Her şeyden önce Türkiye kültürünün ve birikiminin ürünü olan kültür sanat merkezleri bunlar. Bu yapıların her birinin arkasında sanata değer veren binlerce insanın, yüzlerce sanatçının ve uzmanın emekleri kadar hayal kırıklıkları, üzüntüleri hatta gözyaşları da var. Bu yapıların görkemi yılların acımasızlığını örtebilir mi?
Atatürk Kültür Merkezi AKM’nin yılın ikinci yarısında açılmasını planladıklarını duyurdu Cumhurbaşkanı Erdoğan.
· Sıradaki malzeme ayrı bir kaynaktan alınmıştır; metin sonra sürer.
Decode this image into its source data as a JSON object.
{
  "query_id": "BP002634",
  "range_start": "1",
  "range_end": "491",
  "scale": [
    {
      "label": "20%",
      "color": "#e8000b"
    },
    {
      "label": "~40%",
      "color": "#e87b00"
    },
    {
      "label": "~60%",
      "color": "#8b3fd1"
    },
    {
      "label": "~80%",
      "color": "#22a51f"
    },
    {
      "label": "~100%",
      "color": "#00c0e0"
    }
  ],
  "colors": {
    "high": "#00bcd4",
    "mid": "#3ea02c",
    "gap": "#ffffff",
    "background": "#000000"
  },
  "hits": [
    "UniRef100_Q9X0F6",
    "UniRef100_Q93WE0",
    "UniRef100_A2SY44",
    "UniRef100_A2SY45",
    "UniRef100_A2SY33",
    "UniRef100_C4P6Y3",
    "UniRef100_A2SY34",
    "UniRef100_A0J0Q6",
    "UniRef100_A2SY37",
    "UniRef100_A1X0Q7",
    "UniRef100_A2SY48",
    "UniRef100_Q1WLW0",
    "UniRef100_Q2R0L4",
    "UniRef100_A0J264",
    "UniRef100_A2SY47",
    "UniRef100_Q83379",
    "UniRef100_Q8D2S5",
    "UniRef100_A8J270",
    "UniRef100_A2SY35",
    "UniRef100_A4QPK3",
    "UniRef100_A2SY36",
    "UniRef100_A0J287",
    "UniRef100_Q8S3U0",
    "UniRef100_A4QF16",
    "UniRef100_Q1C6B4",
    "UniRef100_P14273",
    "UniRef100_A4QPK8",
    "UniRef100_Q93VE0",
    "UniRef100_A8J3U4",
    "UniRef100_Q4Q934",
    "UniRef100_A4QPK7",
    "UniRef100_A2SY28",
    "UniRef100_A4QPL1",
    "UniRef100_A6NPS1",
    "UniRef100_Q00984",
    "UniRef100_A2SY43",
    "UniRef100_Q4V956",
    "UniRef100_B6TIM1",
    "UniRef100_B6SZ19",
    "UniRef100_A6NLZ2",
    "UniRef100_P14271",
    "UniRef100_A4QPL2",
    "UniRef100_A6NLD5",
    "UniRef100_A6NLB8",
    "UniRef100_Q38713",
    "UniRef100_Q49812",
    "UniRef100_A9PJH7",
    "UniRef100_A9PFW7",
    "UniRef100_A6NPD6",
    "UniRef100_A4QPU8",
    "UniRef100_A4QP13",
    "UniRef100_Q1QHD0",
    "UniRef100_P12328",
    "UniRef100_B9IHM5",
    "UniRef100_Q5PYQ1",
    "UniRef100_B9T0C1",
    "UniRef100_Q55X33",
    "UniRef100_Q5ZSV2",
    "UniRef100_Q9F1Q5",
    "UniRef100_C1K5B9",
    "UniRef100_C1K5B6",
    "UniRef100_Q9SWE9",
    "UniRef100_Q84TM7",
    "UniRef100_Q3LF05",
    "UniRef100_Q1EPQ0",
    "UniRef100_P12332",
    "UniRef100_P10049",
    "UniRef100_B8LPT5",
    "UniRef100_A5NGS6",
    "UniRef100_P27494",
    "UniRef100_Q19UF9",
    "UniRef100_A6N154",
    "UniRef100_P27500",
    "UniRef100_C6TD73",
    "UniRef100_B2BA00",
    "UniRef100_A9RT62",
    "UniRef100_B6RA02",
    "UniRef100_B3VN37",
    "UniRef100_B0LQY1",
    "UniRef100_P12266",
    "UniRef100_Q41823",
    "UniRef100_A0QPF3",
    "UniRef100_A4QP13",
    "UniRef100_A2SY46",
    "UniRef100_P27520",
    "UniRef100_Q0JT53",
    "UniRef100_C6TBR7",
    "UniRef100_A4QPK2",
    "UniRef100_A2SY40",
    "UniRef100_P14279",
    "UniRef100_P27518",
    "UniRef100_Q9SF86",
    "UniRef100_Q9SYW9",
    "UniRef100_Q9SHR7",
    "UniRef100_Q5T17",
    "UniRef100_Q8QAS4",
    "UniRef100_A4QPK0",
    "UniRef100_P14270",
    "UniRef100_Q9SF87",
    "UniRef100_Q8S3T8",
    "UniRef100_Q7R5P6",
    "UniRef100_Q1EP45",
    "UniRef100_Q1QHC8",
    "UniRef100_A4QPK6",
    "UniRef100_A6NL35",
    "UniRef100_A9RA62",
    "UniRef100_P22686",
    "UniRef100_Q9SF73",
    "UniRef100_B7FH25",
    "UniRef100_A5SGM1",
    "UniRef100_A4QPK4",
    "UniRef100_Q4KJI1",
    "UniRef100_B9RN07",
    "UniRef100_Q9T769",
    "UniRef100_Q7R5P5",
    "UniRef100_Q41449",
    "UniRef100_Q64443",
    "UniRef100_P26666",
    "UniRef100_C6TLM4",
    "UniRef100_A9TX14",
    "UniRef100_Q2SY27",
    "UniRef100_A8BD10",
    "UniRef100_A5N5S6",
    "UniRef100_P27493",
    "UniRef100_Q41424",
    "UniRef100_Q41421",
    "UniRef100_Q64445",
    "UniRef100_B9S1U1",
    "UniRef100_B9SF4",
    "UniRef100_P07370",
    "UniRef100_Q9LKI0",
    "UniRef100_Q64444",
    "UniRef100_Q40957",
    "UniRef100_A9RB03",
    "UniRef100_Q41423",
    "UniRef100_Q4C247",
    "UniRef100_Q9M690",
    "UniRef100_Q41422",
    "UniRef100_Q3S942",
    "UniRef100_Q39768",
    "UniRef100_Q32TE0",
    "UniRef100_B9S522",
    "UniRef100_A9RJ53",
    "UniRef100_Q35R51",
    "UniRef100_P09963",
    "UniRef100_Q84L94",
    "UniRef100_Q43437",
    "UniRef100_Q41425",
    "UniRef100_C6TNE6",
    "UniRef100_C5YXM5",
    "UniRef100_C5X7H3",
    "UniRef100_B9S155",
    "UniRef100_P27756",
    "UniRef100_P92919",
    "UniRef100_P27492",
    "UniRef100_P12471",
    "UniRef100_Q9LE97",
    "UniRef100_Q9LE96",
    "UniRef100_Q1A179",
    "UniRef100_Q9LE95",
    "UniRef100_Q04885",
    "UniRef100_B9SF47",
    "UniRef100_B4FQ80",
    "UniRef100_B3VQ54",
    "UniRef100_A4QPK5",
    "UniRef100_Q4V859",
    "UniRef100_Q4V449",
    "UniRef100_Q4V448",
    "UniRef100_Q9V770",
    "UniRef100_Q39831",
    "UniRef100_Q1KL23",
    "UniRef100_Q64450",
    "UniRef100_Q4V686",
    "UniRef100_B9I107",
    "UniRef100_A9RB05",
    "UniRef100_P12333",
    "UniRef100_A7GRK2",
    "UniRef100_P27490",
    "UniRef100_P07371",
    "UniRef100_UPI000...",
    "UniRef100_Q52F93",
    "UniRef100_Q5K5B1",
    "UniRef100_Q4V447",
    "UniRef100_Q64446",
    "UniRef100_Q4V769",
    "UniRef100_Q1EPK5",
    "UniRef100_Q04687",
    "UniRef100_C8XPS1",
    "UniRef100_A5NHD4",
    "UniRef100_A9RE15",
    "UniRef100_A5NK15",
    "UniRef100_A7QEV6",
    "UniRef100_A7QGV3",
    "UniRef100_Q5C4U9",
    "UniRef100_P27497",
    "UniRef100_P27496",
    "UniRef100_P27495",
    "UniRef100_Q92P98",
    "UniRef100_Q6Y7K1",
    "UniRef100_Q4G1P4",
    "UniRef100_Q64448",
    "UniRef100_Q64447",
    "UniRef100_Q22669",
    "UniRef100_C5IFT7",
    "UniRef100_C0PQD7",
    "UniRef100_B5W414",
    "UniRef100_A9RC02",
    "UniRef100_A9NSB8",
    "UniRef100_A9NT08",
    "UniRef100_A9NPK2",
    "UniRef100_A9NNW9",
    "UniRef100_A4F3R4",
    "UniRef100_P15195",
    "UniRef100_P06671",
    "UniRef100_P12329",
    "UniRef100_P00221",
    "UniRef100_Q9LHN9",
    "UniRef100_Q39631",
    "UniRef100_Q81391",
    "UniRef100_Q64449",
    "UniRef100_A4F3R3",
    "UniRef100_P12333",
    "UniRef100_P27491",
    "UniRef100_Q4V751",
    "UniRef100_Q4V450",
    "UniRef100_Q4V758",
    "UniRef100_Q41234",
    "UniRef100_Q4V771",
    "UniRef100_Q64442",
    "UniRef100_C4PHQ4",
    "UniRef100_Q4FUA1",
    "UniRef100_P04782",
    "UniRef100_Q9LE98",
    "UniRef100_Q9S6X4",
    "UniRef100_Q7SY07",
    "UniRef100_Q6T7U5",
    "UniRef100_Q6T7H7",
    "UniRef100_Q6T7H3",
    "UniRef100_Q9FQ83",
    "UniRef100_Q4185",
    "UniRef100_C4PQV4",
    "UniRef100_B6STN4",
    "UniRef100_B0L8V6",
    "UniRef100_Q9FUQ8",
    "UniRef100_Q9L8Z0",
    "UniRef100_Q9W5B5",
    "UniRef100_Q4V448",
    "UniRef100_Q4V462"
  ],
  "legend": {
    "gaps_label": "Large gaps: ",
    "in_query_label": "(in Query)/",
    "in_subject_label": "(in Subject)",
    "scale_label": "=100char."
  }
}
Onun yerinde yükselen yapıyı, Cumhuriyet’in modern mimarisinin simgesi olan AKM’yi, içinde sayısız temsil izlediğimiz, konser dinleyip sergi gezdiğimiz, önünde sevgilimizle buluştuğumuz o binayı bin bir bahaneyle kapattılar ve yıktılar. 2010 Avrupa Kültür Başkenti döneminde bir, daha sonra Sabancı Vakfı’nın desteğiyle ikinci kez yenilenme şansı doğdu, ama engellendi. Önünde gösteri yapan yüzlerce sanatçının, yazı yazan itiraz eden binlerce İstanbullunun hiçbir kıymeti yoktu. Bu görkemli yeni AKM, eskisini yıkmadan bu kocaman kentin bir başka köşesine de yapılabilirdi, peki ala…
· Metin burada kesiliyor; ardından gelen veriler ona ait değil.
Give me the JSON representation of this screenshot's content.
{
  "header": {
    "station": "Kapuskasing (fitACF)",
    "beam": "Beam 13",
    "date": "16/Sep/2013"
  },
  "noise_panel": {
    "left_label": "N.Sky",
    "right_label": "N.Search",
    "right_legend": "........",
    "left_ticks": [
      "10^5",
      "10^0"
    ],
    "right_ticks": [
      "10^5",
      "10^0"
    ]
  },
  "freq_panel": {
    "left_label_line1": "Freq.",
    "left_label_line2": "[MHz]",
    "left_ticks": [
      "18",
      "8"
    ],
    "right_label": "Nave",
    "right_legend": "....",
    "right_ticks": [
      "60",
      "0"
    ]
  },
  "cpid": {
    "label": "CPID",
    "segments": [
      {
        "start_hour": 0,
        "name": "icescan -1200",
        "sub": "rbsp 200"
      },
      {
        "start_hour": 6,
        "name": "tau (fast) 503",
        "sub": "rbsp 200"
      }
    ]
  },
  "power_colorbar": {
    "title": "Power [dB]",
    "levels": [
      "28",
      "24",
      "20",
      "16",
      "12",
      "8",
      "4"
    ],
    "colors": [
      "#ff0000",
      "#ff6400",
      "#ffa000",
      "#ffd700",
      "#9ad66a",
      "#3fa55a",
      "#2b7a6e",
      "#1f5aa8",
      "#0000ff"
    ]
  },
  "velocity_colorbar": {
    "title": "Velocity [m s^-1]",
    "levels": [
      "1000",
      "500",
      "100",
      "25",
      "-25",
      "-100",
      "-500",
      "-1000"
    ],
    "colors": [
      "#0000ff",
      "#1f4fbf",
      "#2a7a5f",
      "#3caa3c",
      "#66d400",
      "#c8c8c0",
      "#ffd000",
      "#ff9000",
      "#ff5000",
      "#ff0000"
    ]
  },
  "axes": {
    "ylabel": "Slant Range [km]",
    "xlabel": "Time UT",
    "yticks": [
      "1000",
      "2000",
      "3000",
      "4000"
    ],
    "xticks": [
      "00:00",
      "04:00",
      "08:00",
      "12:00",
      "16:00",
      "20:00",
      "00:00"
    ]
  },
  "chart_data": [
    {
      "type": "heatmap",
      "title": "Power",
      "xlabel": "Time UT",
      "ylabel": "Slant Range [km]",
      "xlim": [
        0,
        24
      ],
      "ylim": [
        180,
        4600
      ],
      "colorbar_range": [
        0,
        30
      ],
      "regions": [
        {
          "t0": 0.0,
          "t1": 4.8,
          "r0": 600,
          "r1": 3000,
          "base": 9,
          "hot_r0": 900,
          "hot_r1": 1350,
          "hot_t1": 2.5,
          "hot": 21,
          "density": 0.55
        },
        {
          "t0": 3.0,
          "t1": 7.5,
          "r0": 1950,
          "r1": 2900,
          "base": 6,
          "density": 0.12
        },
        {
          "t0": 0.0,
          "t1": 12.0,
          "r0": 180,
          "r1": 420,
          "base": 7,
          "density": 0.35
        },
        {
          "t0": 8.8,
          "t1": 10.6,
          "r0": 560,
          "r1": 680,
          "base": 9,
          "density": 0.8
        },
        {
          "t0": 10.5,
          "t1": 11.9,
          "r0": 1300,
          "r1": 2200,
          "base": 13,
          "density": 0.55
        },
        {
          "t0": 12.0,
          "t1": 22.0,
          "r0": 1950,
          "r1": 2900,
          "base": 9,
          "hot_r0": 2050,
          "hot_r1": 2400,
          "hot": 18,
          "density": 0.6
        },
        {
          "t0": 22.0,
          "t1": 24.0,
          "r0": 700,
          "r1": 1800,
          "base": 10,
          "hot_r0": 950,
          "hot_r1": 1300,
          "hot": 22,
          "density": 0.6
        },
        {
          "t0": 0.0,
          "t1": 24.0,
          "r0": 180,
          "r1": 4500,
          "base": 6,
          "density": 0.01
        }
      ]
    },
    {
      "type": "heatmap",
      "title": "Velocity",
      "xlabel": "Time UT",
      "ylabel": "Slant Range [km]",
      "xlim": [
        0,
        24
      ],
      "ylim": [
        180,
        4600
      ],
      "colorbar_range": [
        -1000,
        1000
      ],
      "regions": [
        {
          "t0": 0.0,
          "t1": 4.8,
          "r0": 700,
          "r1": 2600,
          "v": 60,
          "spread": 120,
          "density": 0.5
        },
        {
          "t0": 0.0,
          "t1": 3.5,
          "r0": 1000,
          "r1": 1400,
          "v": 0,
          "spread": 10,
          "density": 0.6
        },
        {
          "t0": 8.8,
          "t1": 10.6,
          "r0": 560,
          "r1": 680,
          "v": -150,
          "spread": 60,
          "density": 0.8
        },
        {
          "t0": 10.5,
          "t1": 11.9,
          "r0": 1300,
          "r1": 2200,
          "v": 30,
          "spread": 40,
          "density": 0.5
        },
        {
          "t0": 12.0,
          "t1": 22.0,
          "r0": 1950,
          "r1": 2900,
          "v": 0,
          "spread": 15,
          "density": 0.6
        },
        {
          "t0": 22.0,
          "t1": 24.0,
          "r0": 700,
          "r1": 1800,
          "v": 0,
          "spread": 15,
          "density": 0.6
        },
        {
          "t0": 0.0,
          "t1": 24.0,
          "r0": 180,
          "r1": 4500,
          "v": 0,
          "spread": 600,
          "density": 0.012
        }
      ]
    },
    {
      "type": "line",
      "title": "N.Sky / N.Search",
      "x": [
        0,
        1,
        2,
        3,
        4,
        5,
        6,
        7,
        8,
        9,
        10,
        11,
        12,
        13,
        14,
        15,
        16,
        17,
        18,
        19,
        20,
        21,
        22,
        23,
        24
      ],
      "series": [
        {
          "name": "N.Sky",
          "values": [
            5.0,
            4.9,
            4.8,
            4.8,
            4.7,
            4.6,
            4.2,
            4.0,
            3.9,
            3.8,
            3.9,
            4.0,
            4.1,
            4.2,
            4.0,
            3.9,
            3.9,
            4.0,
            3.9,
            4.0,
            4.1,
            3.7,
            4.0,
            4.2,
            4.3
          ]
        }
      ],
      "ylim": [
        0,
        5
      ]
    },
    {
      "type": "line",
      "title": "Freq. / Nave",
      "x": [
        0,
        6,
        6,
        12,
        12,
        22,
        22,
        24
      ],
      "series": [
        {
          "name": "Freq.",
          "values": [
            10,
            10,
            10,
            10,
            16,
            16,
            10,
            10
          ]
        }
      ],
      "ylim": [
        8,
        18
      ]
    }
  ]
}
CSO Konser Salonu inşaatı 23 yıl sürdü… O güzel binayı tasarlayan genç mimarlar neredeyse emeklilik yaşına geldi. Projede emeği olan kim bilir kaç bürokrat, orada çok daha iyi koşullarda çalmayı hayal eden kim bilir kaç müzisyen çoktan emekli oldu gitti. Bütün bir 2000’li yıllar boyunca çivi çakılmadan durdu, hatta vazgeçildi. Neyse ki açıldı ama gariptir açılış töreninde hâlâ 85 yıl önce radyoya konan alaturka müzik yasağı konuşuluyordu…
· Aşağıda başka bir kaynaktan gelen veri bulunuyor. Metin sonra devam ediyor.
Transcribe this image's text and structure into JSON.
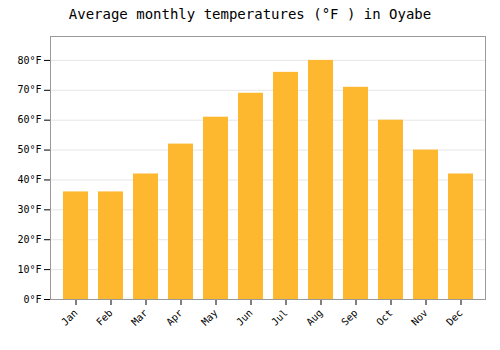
{
  "chart_data": {
    "type": "bar",
    "title": "Average monthly temperatures (°F ) in Oyabe",
    "categories": [
      "Jan",
      "Feb",
      "Mar",
      "Apr",
      "May",
      "Jun",
      "Jul",
      "Aug",
      "Sep",
      "Oct",
      "Nov",
      "Dec"
    ],
    "values": [
      36,
      36,
      42,
      52,
      61,
      69,
      76,
      80,
      71,
      60,
      50,
      42
    ],
    "color": "#FDB830",
    "ylim": [
      0,
      88
    ],
    "yticks": [
      {
        "value": 0,
        "label": "0°F"
      },
      {
        "value": 10,
        "label": "10°F"
      },
      {
        "value": 20,
        "label": "20°F"
      },
      {
        "value": 30,
        "label": "30°F"
      },
      {
        "value": 40,
        "label": "40°F"
      },
      {
        "value": 50,
        "label": "50°F"
      },
      {
        "value": 60,
        "label": "60°F"
      },
      {
        "value": 70,
        "label": "70°F"
      },
      {
        "value": 80,
        "label": "80°F"
      }
    ],
    "grid": true
  }
}
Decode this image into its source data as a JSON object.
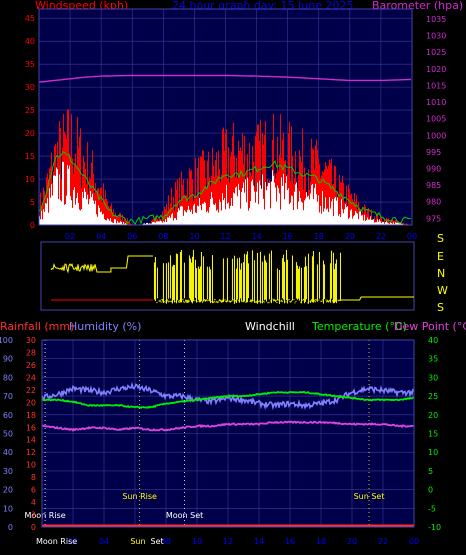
{
  "header": {
    "top_left": "Windspeed (kph)",
    "top_center": "24 hour graph day: 15 June 2025",
    "top_right": "Barometer (hpa)",
    "mid_rainfall": "Rainfall (mm)",
    "mid_humidity": "Humidity (%)",
    "mid_windchill": "Windchill",
    "mid_temperature": "Temperature (°C)",
    "mid_dewpoint": "Dew Point (°C)"
  },
  "colors": {
    "windspeed_text": "#ff0000",
    "gust": "#ff0000",
    "average": "#ffffff",
    "barometer": "#d02ad0",
    "title": "#0000ff",
    "direction": "#ffff00",
    "humidity": "#8080ff",
    "temperature": "#00ee00",
    "dewpoint": "#dd44dd",
    "rainfall": "#ff3030",
    "axis": "#4444aa",
    "grid": "#3a3a9a",
    "plot_bg": "#00004a",
    "sun": "#ffff00",
    "moon": "#ffffff"
  },
  "chart_data": [
    {
      "type": "area",
      "id": "wind",
      "x_ticks": [
        "02",
        "04",
        "06",
        "08",
        "10",
        "12",
        "14",
        "16",
        "18",
        "20",
        "22",
        "00"
      ],
      "y_left_ticks": [
        0,
        5,
        10,
        15,
        20,
        25,
        30,
        35,
        40,
        45
      ],
      "ylim_left": [
        0,
        47
      ],
      "y_right_ticks": [
        975,
        980,
        985,
        990,
        995,
        1000,
        1005,
        1010,
        1015,
        1020,
        1025,
        1030,
        1035
      ],
      "ylim_right": [
        973,
        1038
      ],
      "gust_kph": [
        [
          0.0,
          6
        ],
        [
          0.5,
          12
        ],
        [
          1.0,
          20
        ],
        [
          1.5,
          23
        ],
        [
          2.0,
          25
        ],
        [
          2.5,
          22
        ],
        [
          3.0,
          18
        ],
        [
          3.5,
          15
        ],
        [
          4.0,
          10
        ],
        [
          4.5,
          5
        ],
        [
          5.0,
          3
        ],
        [
          5.5,
          2
        ],
        [
          6.0,
          0
        ],
        [
          7.0,
          0
        ],
        [
          8.0,
          4
        ],
        [
          8.5,
          8
        ],
        [
          9.0,
          10
        ],
        [
          9.5,
          13
        ],
        [
          10.0,
          14
        ],
        [
          10.5,
          15
        ],
        [
          11.0,
          16
        ],
        [
          11.5,
          18
        ],
        [
          12.0,
          20
        ],
        [
          12.5,
          21
        ],
        [
          13.0,
          22
        ],
        [
          13.5,
          20
        ],
        [
          14.0,
          21
        ],
        [
          14.5,
          22
        ],
        [
          15.0,
          23
        ],
        [
          15.5,
          22
        ],
        [
          16.0,
          21
        ],
        [
          16.5,
          20
        ],
        [
          17.0,
          19
        ],
        [
          17.5,
          18
        ],
        [
          18.0,
          17
        ],
        [
          18.5,
          15
        ],
        [
          19.0,
          12
        ],
        [
          19.5,
          10
        ],
        [
          20.0,
          8
        ],
        [
          20.5,
          6
        ],
        [
          21.0,
          4
        ],
        [
          21.5,
          3
        ],
        [
          22.0,
          2
        ],
        [
          23.0,
          1
        ],
        [
          24.0,
          0
        ]
      ],
      "average_kph": [
        [
          0.0,
          2
        ],
        [
          0.5,
          6
        ],
        [
          1.0,
          12
        ],
        [
          1.5,
          13
        ],
        [
          2.0,
          12
        ],
        [
          2.5,
          10
        ],
        [
          3.0,
          8
        ],
        [
          3.5,
          6
        ],
        [
          4.0,
          4
        ],
        [
          4.5,
          2
        ],
        [
          5.0,
          1
        ],
        [
          6.0,
          0
        ],
        [
          8.0,
          1
        ],
        [
          9.0,
          4
        ],
        [
          10.0,
          5
        ],
        [
          11.0,
          7
        ],
        [
          12.0,
          9
        ],
        [
          13.0,
          9
        ],
        [
          14.0,
          10
        ],
        [
          15.0,
          11
        ],
        [
          16.0,
          10
        ],
        [
          17.0,
          9
        ],
        [
          18.0,
          8
        ],
        [
          19.0,
          6
        ],
        [
          20.0,
          4
        ],
        [
          21.0,
          2
        ],
        [
          22.0,
          1
        ],
        [
          24.0,
          0
        ]
      ],
      "barometer_hpa": [
        [
          0.0,
          1016
        ],
        [
          1.0,
          1016.5
        ],
        [
          2.0,
          1017
        ],
        [
          3.0,
          1017.5
        ],
        [
          4.0,
          1017.8
        ],
        [
          6.0,
          1018
        ],
        [
          8.0,
          1018
        ],
        [
          10.0,
          1018
        ],
        [
          12.0,
          1018
        ],
        [
          14.0,
          1017.8
        ],
        [
          16.0,
          1017.5
        ],
        [
          18.0,
          1017
        ],
        [
          20.0,
          1016.5
        ],
        [
          22.0,
          1016.5
        ],
        [
          24.0,
          1016.8
        ]
      ]
    },
    {
      "type": "line",
      "id": "direction",
      "y_right_labels": [
        "S",
        "E",
        "N",
        "W",
        "S"
      ],
      "direction": [
        [
          0.0,
          "S"
        ],
        [
          3.5,
          "S"
        ],
        [
          4.0,
          "E"
        ],
        [
          6.0,
          "E"
        ],
        [
          7.0,
          "N"
        ],
        [
          8.0,
          "N"
        ],
        [
          8.2,
          "S"
        ],
        [
          24.0,
          "S"
        ]
      ]
    },
    {
      "type": "line",
      "id": "temperature",
      "x_ticks": [
        "02",
        "04",
        "06",
        "08",
        "10",
        "12",
        "14",
        "16",
        "18",
        "20",
        "22",
        "00"
      ],
      "y_humidity_ticks": [
        0,
        10,
        20,
        30,
        40,
        50,
        60,
        70,
        80,
        90,
        100
      ],
      "y_rainfall_ticks": [
        0,
        2,
        4,
        6,
        8,
        10,
        12,
        14,
        16,
        18,
        20,
        22,
        24,
        26,
        28,
        30
      ],
      "y_temp_ticks": [
        -10,
        -5,
        0,
        5,
        10,
        15,
        20,
        25,
        30,
        35,
        40
      ],
      "ylim_humidity": [
        0,
        100
      ],
      "ylim_temp": [
        -10,
        40
      ],
      "humidity": [
        [
          0.0,
          69
        ],
        [
          1.0,
          71
        ],
        [
          2.0,
          74
        ],
        [
          3.0,
          73
        ],
        [
          4.0,
          72
        ],
        [
          5.0,
          74
        ],
        [
          6.0,
          75
        ],
        [
          7.0,
          73
        ],
        [
          8.0,
          70
        ],
        [
          9.0,
          70
        ],
        [
          10.0,
          68
        ],
        [
          11.0,
          67
        ],
        [
          12.0,
          69
        ],
        [
          13.0,
          68
        ],
        [
          14.0,
          66
        ],
        [
          15.0,
          65
        ],
        [
          16.0,
          66
        ],
        [
          17.0,
          65
        ],
        [
          18.0,
          66
        ],
        [
          19.0,
          68
        ],
        [
          20.0,
          72
        ],
        [
          21.0,
          74
        ],
        [
          22.0,
          73
        ],
        [
          23.0,
          72
        ],
        [
          24.0,
          72
        ]
      ],
      "temperature": [
        [
          0.0,
          24
        ],
        [
          1.0,
          24
        ],
        [
          2.0,
          23.5
        ],
        [
          3.0,
          22.5
        ],
        [
          4.0,
          22.5
        ],
        [
          5.0,
          22.5
        ],
        [
          6.0,
          22
        ],
        [
          7.0,
          22
        ],
        [
          8.0,
          23
        ],
        [
          9.0,
          23.5
        ],
        [
          10.0,
          24
        ],
        [
          11.0,
          24.5
        ],
        [
          12.0,
          25
        ],
        [
          13.0,
          25
        ],
        [
          14.0,
          25.5
        ],
        [
          15.0,
          26
        ],
        [
          16.0,
          26
        ],
        [
          17.0,
          26
        ],
        [
          18.0,
          25.5
        ],
        [
          19.0,
          25
        ],
        [
          20.0,
          24.5
        ],
        [
          21.0,
          24
        ],
        [
          22.0,
          24
        ],
        [
          23.0,
          24
        ],
        [
          24.0,
          24.5
        ]
      ],
      "dew_point": [
        [
          0.0,
          17
        ],
        [
          1.0,
          16.5
        ],
        [
          2.0,
          16
        ],
        [
          3.0,
          16.5
        ],
        [
          4.0,
          16.5
        ],
        [
          5.0,
          16
        ],
        [
          6.0,
          16.5
        ],
        [
          7.0,
          16
        ],
        [
          8.0,
          16
        ],
        [
          9.0,
          16.5
        ],
        [
          10.0,
          17
        ],
        [
          11.0,
          17
        ],
        [
          12.0,
          17.5
        ],
        [
          13.0,
          17.5
        ],
        [
          14.0,
          17.5
        ],
        [
          15.0,
          18
        ],
        [
          16.0,
          18
        ],
        [
          17.0,
          18
        ],
        [
          18.0,
          18
        ],
        [
          19.0,
          17.8
        ],
        [
          20.0,
          17.5
        ],
        [
          21.0,
          17.5
        ],
        [
          22.0,
          17.5
        ],
        [
          23.0,
          17
        ],
        [
          24.0,
          17
        ]
      ],
      "rainfall_mm": [
        [
          0.0,
          0
        ],
        [
          24.0,
          0
        ]
      ],
      "events": [
        {
          "label": "Moon Rise",
          "hour": 0.2,
          "color_key": "moon",
          "row": 0
        },
        {
          "label": "Sun Rise",
          "hour": 6.3,
          "color_key": "sun",
          "row": 1
        },
        {
          "label": "Moon Set",
          "hour": 9.2,
          "color_key": "moon",
          "row": 0
        },
        {
          "label": "Sun Set",
          "hour": 21.1,
          "color_key": "sun",
          "row": 1
        }
      ],
      "bottom_labels": [
        {
          "label": "Moon Rise",
          "hour": 0.0,
          "color_key": "moon"
        },
        {
          "label": "Sun",
          "hour": 5.7,
          "color_key": "sun"
        },
        {
          "label": "Set",
          "hour": 7.0,
          "color_key": "moon"
        }
      ]
    }
  ]
}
Milli Saraylar Resim Müzesi en uzun ve acıklı hikâye. 1938’de burada açılan İstanbul Devlet Resim Heykel Müzesi ömrünün çoğunu kapalı geçirdi. Sebebi binanın bir türlü uygun biçimde restore edilememesiydi. Türkiye Cumhuriyeti, tek güzel sanatlar üniversitesinin korumasında olan biricik resim heykel müzesine bir bina bulamadı; bu müze bugün de hâlâ açılabilmiş değil. 2000’li yıllarda müze müdürü Radikal’den giden muhabir arkadaşlarımıza müzenin halinin gözyaşları içinde anlatmıştı… Türkiye’nin en büyük ve kapsamlı koleksiyonuna sahip bu müze için sayısız sanatçı, sanat insanı uğraştı durdu; ama nafile… Sonra onun Veliaht Dairesi olarak bilinen binası Milli Saraylar’a iade edildikten iki yıl sonra, 2014’te Milli Saraylar Resim Müzesi olarak açıldı. Evet bu müzenin ilk açılışı 2014 yılında yapılmıştı. Şimdi yedi yıl sonra altın yaldızları tamamlanmış, eksiksiz bir kurum olarak alkışlarla tekrar açılıyor. İyi de Mimar Sinan Güzel Sanatlar Üniversitesi’ne bağlı olan esas Resim Heykel Müzesi’ne ne oldu? Fındıklı’da yapılan yeni binası bir türlü açılamıyor ve bu köklü kurum ancak koleksiyonundan kaybolan resimlerle, kendi güvenlik görevlileri tarafından soyulmasıyla gündeme geliyor…
Aslında kırk yıl önce, 1980 yılında açılan Ankara Resim Heykel Müzesi de bu yıl bir kez daha açıldı. Onun için de seviniyoruz. O güzelim bina yine yeniden restore edile edile, açıla kapana yıllar geçirdi. Artık bu son olur belki. İhmalkarlıktan, önemsememekten, umursamamaktan dolayı o muhteşem koleksiyondan çalınan 302 resimden çoğu, ne yazık ki geri dönmedi. Artık telafisi yok.
Buna benzer hikayelerimiz pek çok. Tiyatrolarımız, sinemalarımız, opera, konser salonlarımız devlet ya da özel müzelerimiz iç yakan hikayelerin birer kahramanı. Türkiye’nin çok çok yıllar önce sahip olması, hali hazırda bir iki kuşağın içinde yetişmiş olması gereken kurumlar yeni oluşuyor, binalar yeni yapılıyor. Bu ülkede önceki iktidarlar sanatı önemsemedi, şimdiki iktidarın da onlardan geri kalır yanı yok.
Ama neyse ki Türkiye’nin kendi dinamikleri, sanatı seven hatta kimisi kendini buna adayan insanları var. Bu sayede bir şeyler tamamlanıyor.